In this notebook, I will be writing code to retrieve 10K and 10Q reports from a given company, given their tickers. To run this, you will need to install the very powerful sec_edgar_downloader package via  

In [1]:
!pip install sec_edgar_downloader



I was able to pull financial documents from all companies that submitted such documents via the SEC website. However, this was done manually via copy/paste. This is a step that would need to be automated if I were to extrapolate this to other sectors/industries

In [13]:
import pandas as pd
import os
from sec_edgar_downloader import Downloader

In [14]:
# Open the file
companies = pd.read_csv("company_list.csv")
companies.head()

Unnamed: 0,CIK,Company,State/Country
0,1053468,ABBOTT GREGORY,CO
1,1295721,ACE Aviation Holdings Inc.,A8
2,1002819,AIR CANADA /QUEBEC/,A8
3,1110452,AIR FRANCE-KLM /FI,I0
4,310454,AIR MIDWEST INC,KS


## Pulling Data From One Company

The company CIK can be used to scrape the data. I will demonstrate a quick example (American Airlines) prior to downloading the full list of companies:

In [7]:
companies[companies['Company'] == 'American Airlines Group Inc.']

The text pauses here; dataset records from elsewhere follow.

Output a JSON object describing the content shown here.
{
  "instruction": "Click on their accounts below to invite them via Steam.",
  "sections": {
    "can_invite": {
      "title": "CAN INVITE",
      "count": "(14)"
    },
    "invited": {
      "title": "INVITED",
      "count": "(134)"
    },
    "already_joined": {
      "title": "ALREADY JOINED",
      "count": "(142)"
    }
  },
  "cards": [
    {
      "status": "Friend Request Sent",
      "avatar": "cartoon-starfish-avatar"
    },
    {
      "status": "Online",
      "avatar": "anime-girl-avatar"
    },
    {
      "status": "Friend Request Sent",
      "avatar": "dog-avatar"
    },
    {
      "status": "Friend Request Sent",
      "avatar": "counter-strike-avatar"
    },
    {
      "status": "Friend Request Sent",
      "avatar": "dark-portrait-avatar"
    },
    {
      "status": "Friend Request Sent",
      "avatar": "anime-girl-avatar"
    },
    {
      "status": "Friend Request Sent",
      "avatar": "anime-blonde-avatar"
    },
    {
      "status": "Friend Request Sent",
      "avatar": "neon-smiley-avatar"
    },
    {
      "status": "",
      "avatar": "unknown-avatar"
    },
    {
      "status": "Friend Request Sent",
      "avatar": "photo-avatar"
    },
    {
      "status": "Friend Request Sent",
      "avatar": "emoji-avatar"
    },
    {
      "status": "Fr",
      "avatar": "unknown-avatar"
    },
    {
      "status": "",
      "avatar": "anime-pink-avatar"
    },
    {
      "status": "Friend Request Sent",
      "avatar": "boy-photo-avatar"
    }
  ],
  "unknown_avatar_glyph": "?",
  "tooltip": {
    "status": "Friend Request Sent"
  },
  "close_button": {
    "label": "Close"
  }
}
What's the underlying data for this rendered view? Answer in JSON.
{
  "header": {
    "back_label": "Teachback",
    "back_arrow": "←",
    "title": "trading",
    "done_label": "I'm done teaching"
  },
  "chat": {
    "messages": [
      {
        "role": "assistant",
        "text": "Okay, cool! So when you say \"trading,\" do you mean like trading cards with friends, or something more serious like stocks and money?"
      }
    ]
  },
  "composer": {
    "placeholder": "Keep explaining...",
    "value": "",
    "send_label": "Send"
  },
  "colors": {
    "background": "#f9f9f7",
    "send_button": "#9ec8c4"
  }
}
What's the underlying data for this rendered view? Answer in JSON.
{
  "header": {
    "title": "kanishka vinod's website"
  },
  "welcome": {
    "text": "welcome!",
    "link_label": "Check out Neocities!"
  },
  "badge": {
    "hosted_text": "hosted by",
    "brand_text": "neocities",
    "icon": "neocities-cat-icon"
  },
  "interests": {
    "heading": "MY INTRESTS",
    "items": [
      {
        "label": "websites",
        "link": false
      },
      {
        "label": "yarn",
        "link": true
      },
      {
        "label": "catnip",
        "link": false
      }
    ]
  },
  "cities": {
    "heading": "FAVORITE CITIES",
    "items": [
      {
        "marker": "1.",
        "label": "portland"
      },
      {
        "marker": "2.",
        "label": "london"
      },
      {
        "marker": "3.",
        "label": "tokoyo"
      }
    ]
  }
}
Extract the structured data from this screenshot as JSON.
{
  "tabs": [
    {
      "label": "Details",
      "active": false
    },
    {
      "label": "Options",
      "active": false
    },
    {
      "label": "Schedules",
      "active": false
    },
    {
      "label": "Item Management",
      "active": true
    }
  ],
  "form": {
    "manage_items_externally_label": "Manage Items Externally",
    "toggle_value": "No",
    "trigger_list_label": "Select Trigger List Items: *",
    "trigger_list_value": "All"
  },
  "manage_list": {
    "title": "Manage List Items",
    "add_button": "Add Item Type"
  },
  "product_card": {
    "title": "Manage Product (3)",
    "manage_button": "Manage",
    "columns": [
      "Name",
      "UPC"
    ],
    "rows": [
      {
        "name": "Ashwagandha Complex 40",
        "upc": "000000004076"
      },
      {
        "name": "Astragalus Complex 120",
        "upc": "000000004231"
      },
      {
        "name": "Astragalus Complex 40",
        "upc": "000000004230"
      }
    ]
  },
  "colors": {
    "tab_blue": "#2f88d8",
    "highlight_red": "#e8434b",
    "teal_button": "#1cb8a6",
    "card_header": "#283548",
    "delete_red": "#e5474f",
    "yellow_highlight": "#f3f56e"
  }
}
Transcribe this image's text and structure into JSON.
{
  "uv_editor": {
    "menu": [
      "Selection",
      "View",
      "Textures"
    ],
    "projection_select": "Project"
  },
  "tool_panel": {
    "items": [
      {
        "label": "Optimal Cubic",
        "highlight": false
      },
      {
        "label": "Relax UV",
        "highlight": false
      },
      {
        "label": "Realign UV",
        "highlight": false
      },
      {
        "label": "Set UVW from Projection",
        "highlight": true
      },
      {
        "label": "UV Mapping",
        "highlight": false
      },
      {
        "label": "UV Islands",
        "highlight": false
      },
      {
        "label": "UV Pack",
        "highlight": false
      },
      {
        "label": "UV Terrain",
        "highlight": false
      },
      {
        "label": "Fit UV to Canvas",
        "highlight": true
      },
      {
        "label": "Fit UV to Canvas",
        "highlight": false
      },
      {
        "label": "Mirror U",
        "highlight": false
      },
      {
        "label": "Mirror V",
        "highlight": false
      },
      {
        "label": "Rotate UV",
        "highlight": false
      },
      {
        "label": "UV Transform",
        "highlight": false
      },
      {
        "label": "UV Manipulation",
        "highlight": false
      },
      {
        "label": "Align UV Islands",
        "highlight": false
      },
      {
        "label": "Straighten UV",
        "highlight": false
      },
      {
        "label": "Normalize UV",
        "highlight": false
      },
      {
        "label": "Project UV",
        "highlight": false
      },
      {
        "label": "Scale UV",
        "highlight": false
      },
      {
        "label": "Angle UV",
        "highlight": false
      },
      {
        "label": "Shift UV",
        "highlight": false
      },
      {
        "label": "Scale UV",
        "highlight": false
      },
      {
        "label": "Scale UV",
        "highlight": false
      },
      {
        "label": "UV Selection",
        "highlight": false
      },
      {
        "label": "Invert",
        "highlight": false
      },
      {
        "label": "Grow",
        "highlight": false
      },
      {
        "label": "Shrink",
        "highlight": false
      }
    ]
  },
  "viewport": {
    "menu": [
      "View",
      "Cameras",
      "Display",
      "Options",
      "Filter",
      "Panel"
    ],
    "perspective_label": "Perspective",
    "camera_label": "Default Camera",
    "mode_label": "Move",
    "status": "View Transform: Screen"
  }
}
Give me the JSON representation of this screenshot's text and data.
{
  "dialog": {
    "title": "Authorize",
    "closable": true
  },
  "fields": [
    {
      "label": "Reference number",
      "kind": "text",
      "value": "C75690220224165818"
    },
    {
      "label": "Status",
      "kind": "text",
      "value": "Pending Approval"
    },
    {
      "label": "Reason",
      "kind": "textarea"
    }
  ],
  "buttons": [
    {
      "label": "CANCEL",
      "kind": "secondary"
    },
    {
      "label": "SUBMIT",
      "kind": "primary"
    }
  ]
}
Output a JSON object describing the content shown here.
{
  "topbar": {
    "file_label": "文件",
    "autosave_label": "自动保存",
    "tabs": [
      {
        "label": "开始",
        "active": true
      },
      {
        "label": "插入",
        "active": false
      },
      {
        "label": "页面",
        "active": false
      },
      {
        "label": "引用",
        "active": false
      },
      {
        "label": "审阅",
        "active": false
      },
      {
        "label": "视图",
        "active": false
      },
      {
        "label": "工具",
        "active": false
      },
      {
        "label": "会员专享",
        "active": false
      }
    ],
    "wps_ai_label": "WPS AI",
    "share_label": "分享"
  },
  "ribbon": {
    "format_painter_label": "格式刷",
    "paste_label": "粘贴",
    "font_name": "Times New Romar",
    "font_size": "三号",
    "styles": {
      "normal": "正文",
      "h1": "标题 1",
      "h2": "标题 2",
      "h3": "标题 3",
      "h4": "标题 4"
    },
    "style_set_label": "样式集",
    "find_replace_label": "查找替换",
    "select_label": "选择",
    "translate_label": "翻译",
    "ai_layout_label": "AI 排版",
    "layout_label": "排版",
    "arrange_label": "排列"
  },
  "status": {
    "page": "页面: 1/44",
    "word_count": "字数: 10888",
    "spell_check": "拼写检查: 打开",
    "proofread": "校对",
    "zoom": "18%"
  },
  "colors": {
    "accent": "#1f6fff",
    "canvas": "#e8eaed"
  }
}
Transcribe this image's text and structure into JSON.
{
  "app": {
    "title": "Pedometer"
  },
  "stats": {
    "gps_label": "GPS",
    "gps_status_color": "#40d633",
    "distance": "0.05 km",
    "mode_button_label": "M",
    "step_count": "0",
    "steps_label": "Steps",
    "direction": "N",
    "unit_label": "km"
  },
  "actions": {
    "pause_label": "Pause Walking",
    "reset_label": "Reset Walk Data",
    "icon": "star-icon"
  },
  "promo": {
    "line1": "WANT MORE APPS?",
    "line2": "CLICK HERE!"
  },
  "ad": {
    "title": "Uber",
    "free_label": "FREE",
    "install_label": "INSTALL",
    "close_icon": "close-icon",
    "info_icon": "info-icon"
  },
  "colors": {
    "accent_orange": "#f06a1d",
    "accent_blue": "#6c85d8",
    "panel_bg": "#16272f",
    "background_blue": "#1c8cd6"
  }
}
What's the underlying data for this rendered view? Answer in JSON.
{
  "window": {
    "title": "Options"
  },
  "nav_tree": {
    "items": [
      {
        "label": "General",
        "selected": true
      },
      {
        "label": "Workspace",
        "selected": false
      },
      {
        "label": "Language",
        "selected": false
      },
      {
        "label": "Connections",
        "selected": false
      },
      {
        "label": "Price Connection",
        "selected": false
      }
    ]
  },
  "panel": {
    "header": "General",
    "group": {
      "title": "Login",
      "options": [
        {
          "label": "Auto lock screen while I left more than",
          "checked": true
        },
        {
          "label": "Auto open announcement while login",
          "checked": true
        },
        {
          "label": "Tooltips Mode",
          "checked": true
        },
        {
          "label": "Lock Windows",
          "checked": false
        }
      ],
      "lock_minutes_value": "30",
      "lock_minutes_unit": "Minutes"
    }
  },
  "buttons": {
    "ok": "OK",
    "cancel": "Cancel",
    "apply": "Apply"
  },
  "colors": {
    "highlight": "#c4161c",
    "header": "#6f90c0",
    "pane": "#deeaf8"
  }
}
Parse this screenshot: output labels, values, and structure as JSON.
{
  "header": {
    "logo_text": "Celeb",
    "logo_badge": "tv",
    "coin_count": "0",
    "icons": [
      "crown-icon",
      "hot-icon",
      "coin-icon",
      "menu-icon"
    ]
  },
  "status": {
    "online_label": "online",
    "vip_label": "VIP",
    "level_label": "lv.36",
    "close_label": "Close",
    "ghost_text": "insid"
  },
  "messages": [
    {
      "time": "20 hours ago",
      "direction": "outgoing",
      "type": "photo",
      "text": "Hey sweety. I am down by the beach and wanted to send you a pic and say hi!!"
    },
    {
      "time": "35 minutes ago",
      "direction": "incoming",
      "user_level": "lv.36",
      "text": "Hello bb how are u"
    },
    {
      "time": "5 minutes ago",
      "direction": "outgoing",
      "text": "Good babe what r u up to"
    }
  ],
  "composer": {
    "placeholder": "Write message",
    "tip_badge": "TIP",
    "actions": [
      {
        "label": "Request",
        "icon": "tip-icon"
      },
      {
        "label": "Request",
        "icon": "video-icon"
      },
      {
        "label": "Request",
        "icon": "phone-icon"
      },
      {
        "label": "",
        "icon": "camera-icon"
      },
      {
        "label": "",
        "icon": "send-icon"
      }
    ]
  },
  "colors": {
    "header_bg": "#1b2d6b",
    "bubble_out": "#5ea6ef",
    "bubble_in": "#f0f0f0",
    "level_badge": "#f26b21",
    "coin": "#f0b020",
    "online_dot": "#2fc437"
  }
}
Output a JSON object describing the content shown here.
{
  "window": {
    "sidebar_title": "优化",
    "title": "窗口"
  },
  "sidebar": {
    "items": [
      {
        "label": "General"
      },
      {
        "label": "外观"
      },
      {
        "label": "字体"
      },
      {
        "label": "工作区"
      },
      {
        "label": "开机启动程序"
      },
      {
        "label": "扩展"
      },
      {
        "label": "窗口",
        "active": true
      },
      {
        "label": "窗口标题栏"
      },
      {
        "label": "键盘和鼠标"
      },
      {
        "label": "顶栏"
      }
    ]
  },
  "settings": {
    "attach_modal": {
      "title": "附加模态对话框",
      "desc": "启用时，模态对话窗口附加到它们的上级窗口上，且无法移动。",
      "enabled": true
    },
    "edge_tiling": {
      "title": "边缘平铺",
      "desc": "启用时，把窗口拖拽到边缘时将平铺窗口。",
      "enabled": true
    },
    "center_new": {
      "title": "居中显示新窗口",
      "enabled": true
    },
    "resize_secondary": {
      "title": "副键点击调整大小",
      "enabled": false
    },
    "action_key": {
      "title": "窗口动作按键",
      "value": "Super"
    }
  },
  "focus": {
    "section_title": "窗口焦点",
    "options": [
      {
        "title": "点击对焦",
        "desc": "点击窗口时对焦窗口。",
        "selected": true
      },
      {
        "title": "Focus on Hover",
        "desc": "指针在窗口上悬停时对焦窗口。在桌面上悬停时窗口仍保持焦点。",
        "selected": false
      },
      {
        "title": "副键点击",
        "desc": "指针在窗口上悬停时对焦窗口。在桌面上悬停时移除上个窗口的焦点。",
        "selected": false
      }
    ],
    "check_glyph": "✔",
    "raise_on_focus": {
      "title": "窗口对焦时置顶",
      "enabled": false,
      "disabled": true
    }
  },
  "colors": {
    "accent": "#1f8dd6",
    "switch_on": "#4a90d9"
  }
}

Unnamed: 0,CIK,Company,State/Country
19,6201,American Airlines Group Inc.,TX


In [9]:
# Initialize a downloader instance. If no argument is passed
# to the constructor, the package will download filings to
# the current working directory.
dl = Downloader()

In [10]:
# Get all 10-K filings for American Airlines (ticker: AAL) from 2000 onwards
dl.get("10-K", "6201", after="2000-01-01")

19

In [12]:
os.listdir("sec-edgar-filings/")

['AAL', '0000006201']

We can see here that in the file created by the package, company documents are organized by their tickers, even though the CIK was used in the request. This will be handy in the backtesting phase.

# Pulling Data From All Companies

Now, we will pull the data from all the companies found in the .csv file.

In [18]:
CIKs = companies["CIK"]
for cik in CIKs.values:
    dl.get("10-K", str(cik), after="2000-01-01")

In [20]:
os.listdir("sec-edgar-filings/")[:5]

['0000100517', '0001351548', '0000101001', 'AAL', '0001405419']

As we can see, the results actually contain the CIKs, so we will need to rename them to get a better idea of tickers. Luckily, there is a complete mapping that is easily downloaded from the following link:

http://rankandfiled.com/#/data/tickers